The experimental and numerical results indicate that varying the gyroid’s geometric parameters can significantly alter its mechanical properties. Specifically, the increase in the a parameter led to higher stiffness and compressive strength but reduced strain tolerance. These findings are consistent with prior studies on cellular metamaterials, which highlight the trade-off between stiffness and flexibility in TPMS structures.

The FEM model provided valuable insights into the internal stress distribution within the gyroid structures (Figure 9). The increased stress homogeneity observed in the anisotropic morphologies (with higher a values) supports the hypothesis that a larger portion of the material is engaged in resisting mechanical loads. This enhanced load-sharing capacity likely contributes to the observed increase in stiffness.

Furthermore, the lower stress peaks in the isotropic cell ($a=1$) correlates with its higher deformation capacity, as stress concentrations are known to initiate local failure in 3D-printed metamaterials.

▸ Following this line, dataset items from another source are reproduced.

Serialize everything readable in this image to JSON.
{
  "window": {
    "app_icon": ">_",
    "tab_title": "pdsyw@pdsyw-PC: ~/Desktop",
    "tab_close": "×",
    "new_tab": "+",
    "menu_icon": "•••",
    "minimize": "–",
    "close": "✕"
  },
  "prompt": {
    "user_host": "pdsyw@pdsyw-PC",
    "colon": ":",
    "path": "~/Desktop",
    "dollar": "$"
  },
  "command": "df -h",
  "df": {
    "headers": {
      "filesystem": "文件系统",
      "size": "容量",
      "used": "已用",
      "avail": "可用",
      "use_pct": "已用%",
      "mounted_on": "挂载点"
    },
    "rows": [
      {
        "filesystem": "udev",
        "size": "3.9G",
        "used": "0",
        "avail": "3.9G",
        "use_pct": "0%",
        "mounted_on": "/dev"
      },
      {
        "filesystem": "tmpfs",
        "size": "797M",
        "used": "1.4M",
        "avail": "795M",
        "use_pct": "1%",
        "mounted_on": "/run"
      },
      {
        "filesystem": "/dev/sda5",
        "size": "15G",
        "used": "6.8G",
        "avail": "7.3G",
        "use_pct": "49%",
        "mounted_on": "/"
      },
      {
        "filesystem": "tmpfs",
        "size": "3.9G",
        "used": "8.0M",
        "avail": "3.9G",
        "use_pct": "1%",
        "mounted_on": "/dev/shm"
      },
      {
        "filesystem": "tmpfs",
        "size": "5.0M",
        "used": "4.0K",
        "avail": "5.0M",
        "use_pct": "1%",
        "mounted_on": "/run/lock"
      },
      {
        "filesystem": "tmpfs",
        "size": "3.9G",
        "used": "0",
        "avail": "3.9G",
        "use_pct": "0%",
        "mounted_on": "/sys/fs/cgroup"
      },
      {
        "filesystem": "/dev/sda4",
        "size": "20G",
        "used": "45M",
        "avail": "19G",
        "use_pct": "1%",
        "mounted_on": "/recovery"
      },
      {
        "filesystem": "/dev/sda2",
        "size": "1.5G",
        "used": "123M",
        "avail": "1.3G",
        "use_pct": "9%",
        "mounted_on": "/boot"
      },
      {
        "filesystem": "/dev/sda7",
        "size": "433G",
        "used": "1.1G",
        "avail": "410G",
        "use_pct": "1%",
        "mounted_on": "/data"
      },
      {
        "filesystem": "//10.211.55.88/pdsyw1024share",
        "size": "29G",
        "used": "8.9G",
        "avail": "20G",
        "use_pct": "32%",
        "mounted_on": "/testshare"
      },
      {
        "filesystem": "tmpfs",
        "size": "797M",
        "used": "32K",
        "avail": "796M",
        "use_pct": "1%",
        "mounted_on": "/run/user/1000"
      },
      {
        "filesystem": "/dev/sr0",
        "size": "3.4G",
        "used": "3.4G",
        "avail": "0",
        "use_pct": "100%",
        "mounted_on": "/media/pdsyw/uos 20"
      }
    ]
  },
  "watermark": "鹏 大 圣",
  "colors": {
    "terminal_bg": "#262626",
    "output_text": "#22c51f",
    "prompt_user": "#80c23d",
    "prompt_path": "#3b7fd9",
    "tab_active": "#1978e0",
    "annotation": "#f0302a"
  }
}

The significant variability in the peak load achieved by specimens with identical morphology, relative to their absolute values, may be attributed to the influence that the process of 3D printing, the cleaning of excess resin and printing supports, and UV/thermal curing exerts on surface roughness, the faithful reproduction of the original shape, the introduction of imperfections, and ultimately on the mechanical properties of the printed samples.

The potential to fine-tune the mechanical properties of gyroid structures by manipulating their geometric parameters offers exciting possibilities for designing materials with tailored mechanical responses.

5. Conclusions

This study demonstrates the feasibility of using FEM models to predict the mechanical behavior of gyroid-based metamaterials under compressive loading. The experimental results validate the FEM simulations, particularly in the linear elastic region, highlighting the potential for computational models to guide the design of TPMS-based structures. The influence of geometric parameters on the equivalent Young’s modulus and compressive strength provides valuable insights into the tunability of gyroid structures for specific applications.

Future work will expand the investigation to other TPMS geometries, different loading conditions (e.g., tensile and dynamic testing), and the use of alternative resin materials. The ultimate goal is to create a comprehensive database that maps the mechanical properties of various TPMS morphologies to their geometric parameters, enabling the development of optimized metamaterials for diverse applications, including sacrificial limiters in plasma-facing components of Tokamak reactors.